Michel se replonge dans ses albums photos organisés par thèmes : les vacances d'été avec son ami Bernard, l'année de ses dix sept ans au Gué-de-Longroi, et ses vingt ans en Algérie, où il pose fièrement, habillé en soldat, lunettes de soleil et arme à la ceinture. Il veut en faire agrandir une épreuve et l'épingler au mur devant son lit ; il demande à Cécile si elle peut s'en occuper, laquelle demande à ses enfants s'ils veulent bien s'en charger.
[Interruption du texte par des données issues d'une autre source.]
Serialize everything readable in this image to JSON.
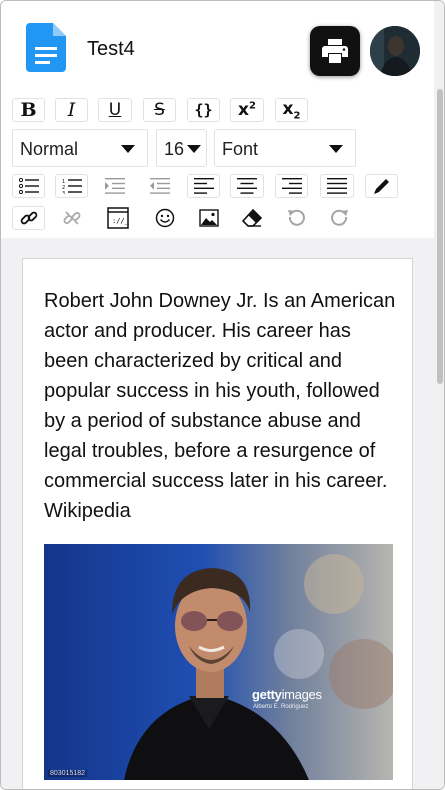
{
  "document": {
    "title": "Test4"
  },
  "header": {
    "print_icon": "printer-icon",
    "doc_icon": "document-icon",
    "avatar_icon": "user-avatar"
  },
  "toolbar": {
    "format_buttons": [
      "bold",
      "italic",
      "underline",
      "strikethrough",
      "code",
      "superscript",
      "subscript"
    ],
    "block_type": "Normal",
    "font_size": "16",
    "font_family": "Font",
    "paragraph_buttons": [
      "bulleted-list",
      "numbered-list",
      "indent",
      "outdent",
      "align-left",
      "align-center",
      "align-right",
      "align-justify",
      "color-picker"
    ],
    "insert_buttons": [
      "link",
      "unlink",
      "embed",
      "emoji",
      "image",
      "remove-formatting",
      "undo",
      "redo"
    ]
  },
  "content": {
    "paragraph": "Robert John Downey Jr. Is an American actor and producer. His career has been characterized by critical and popular success in his youth, followed by a period of substance abuse and legal troubles, before a resurgence of commercial success later in his career. Wikipedia",
    "image": {
      "watermark_brand": "getty",
      "watermark_suffix": "images",
      "watermark_credit": "Alberto E. Rodriguez",
      "image_id": "803015182"
    }
  },
  "colors": {
    "doc_icon": "#2196f3",
    "print_button": "#111111",
    "editor_background": "#f1f1f3"
  }
}
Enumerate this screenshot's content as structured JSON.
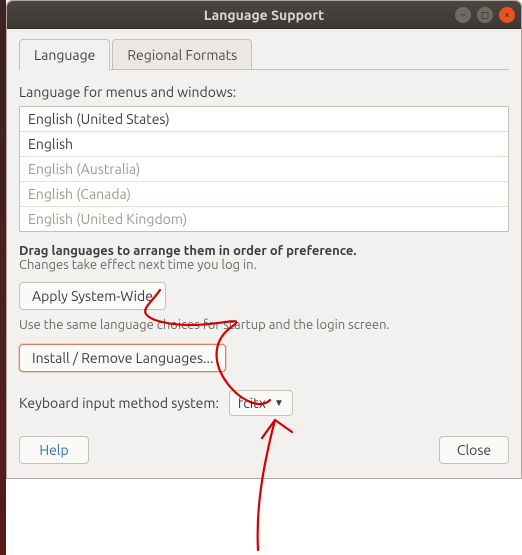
{
  "window": {
    "title": "Language Support"
  },
  "tabs": [
    {
      "label": "Language",
      "active": true
    },
    {
      "label": "Regional Formats",
      "active": false
    }
  ],
  "main": {
    "list_label": "Language for menus and windows:",
    "languages": [
      {
        "name": "English (United States)",
        "enabled": true
      },
      {
        "name": "English",
        "enabled": true
      },
      {
        "name": "English (Australia)",
        "enabled": false
      },
      {
        "name": "English (Canada)",
        "enabled": false
      },
      {
        "name": "English (United Kingdom)",
        "enabled": false
      }
    ],
    "drag_hint_bold": "Drag languages to arrange them in order of preference.",
    "drag_hint_sub": "Changes take effect next time you log in.",
    "apply_button": "Apply System-Wide",
    "apply_caption": "Use the same language choices for startup and the login screen.",
    "install_button": "Install / Remove Languages...",
    "keyboard_label": "Keyboard input method system:",
    "keyboard_value": "fcitx"
  },
  "footer": {
    "help": "Help",
    "close": "Close"
  },
  "colors": {
    "accent": "#e95420",
    "annotation": "#d40000"
  }
}
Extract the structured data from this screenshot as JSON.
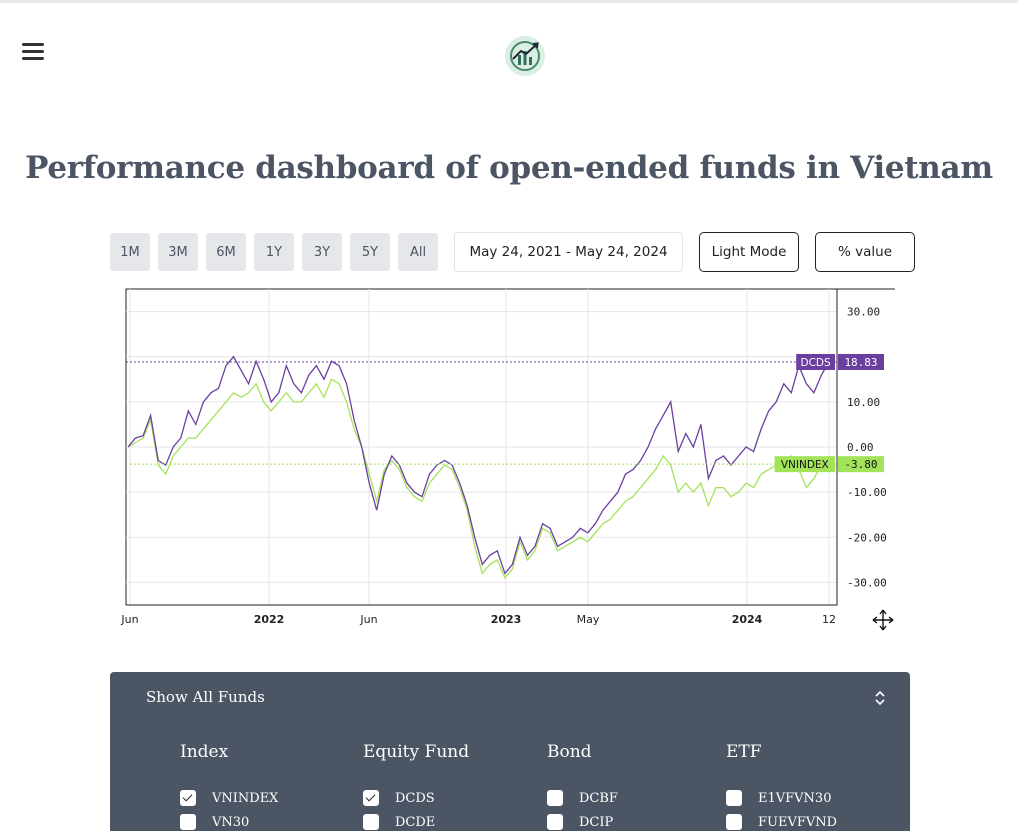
{
  "header": {
    "menu_icon": "hamburger-menu-icon",
    "logo_icon": "chart-logo-icon"
  },
  "page": {
    "title": "Performance dashboard of open-ended funds in Vietnam"
  },
  "controls": {
    "ranges": [
      "1M",
      "3M",
      "6M",
      "1Y",
      "3Y",
      "5Y",
      "All"
    ],
    "date_range": "May 24, 2021 - May 24, 2024",
    "theme_button": "Light Mode",
    "mode_button": "% value"
  },
  "colors": {
    "dcds": "#6b3fa0",
    "vnindex": "#a3e35a",
    "panel": "#4b5563"
  },
  "chart_data": {
    "type": "line",
    "x_ticks": [
      "Jun",
      "2022",
      "Jun",
      "2023",
      "May",
      "2024",
      "12"
    ],
    "y_ticks": [
      "30.00",
      "10.00",
      "0.00",
      "-10.00",
      "-20.00",
      "-30.00"
    ],
    "ylim": [
      -35,
      35
    ],
    "grid": true,
    "series": [
      {
        "name": "DCDS",
        "last_label": "18.83",
        "values": [
          0,
          2,
          2.5,
          7,
          -3,
          -4,
          0,
          2,
          8,
          5,
          10,
          12,
          13,
          18,
          20,
          17,
          14,
          19,
          15,
          10,
          12,
          18,
          14,
          12,
          16,
          18,
          15,
          19,
          18,
          14,
          6,
          0,
          -8,
          -14,
          -6,
          -2,
          -4,
          -8,
          -10,
          -11,
          -6,
          -4,
          -3,
          -4,
          -8,
          -13,
          -20,
          -26,
          -24,
          -23,
          -28,
          -26,
          -20,
          -24,
          -22,
          -17,
          -18,
          -22,
          -21,
          -20,
          -18,
          -19,
          -17,
          -14,
          -12,
          -10,
          -6,
          -5,
          -3,
          0,
          4,
          7,
          10,
          -1,
          3,
          0,
          5,
          -7,
          -3,
          -2,
          -4,
          -2,
          0,
          -1,
          4,
          8,
          10,
          14,
          12,
          18,
          14,
          12,
          16,
          18.83
        ]
      },
      {
        "name": "VNINDEX",
        "last_label": "-3.80",
        "values": [
          0,
          1,
          2,
          6,
          -4,
          -6,
          -2,
          0,
          2,
          2,
          4,
          6,
          8,
          10,
          12,
          11,
          12,
          14,
          10,
          8,
          10,
          12,
          10,
          10,
          12,
          14,
          11,
          15,
          14,
          10,
          4,
          0,
          -6,
          -12,
          -5,
          -3,
          -5,
          -9,
          -11,
          -12,
          -8,
          -6,
          -4,
          -5,
          -9,
          -14,
          -22,
          -28,
          -26,
          -25,
          -29,
          -27,
          -21,
          -25,
          -23,
          -18,
          -19,
          -23,
          -22,
          -21,
          -20,
          -21,
          -19,
          -17,
          -16,
          -14,
          -12,
          -11,
          -9,
          -7,
          -5,
          -2,
          -4,
          -10,
          -8,
          -10,
          -8,
          -13,
          -9,
          -9,
          -11,
          -10,
          -8,
          -9,
          -6,
          -5,
          -4,
          -3,
          -2,
          -5,
          -9,
          -7,
          -4,
          -3.8
        ]
      }
    ]
  },
  "panel": {
    "title": "Show All Funds",
    "toggle_icon": "chevron-up-down-icon",
    "categories": [
      {
        "label": "Index",
        "items": [
          {
            "label": "VNINDEX",
            "checked": true
          },
          {
            "label": "VN30",
            "checked": false
          }
        ]
      },
      {
        "label": "Equity Fund",
        "items": [
          {
            "label": "DCDS",
            "checked": true
          },
          {
            "label": "DCDE",
            "checked": false
          }
        ]
      },
      {
        "label": "Bond",
        "items": [
          {
            "label": "DCBF",
            "checked": false
          },
          {
            "label": "DCIP",
            "checked": false
          }
        ]
      },
      {
        "label": "ETF",
        "items": [
          {
            "label": "E1VFVN30",
            "checked": false
          },
          {
            "label": "FUEVFVND",
            "checked": false
          }
        ]
      }
    ]
  }
}
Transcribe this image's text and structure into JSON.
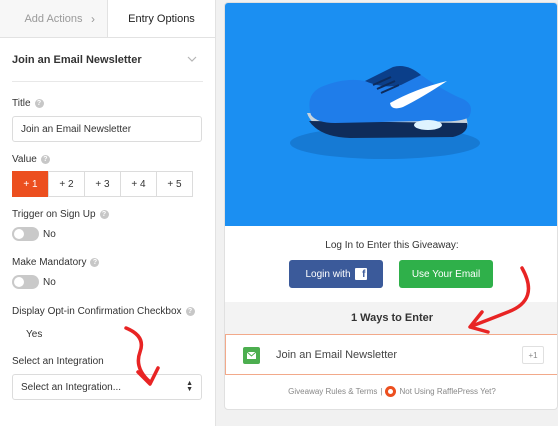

Son fils prend une photo numérique du minuscule cliché argentique en noir et blanc aux bords dentelés avec son iphone, et en tire une impression de bonne qualité à son bureau. Cécile rapporte à Michel cet agrandissement correct et qui n'a rien coûté. Du coup Michel en demande un autre, le même processus se répète une bonne dizaine de fois. Cécile est gênée de déranger son fils si souvent mais Michel promet que, cette fois, c'est la dernière photo. Il a même offert à son neveu une cafetière Nespresso en remerciement, ignorant que ce dernier avait décidé de proscrire tous les emballages à usage unique. Le fils de Cécile a écrit un mot pour remercier Michel puis a rangé la machine dans un placard, pensant l'utiliser exceptionnellement ; peut-être pourra-t-on faire des guirlandes avec les capsules de couleur en aluminium... Aujourd'hui Michel est entouré d'une cinquantaine de photographies de lui, jeune, fort ; il les contemple, accrochées aux murs de sa chambre. Se raconte-t-il une histoire ? Ce n'est pas sûr. Y a-t-il seulement une histoire à se raconter ?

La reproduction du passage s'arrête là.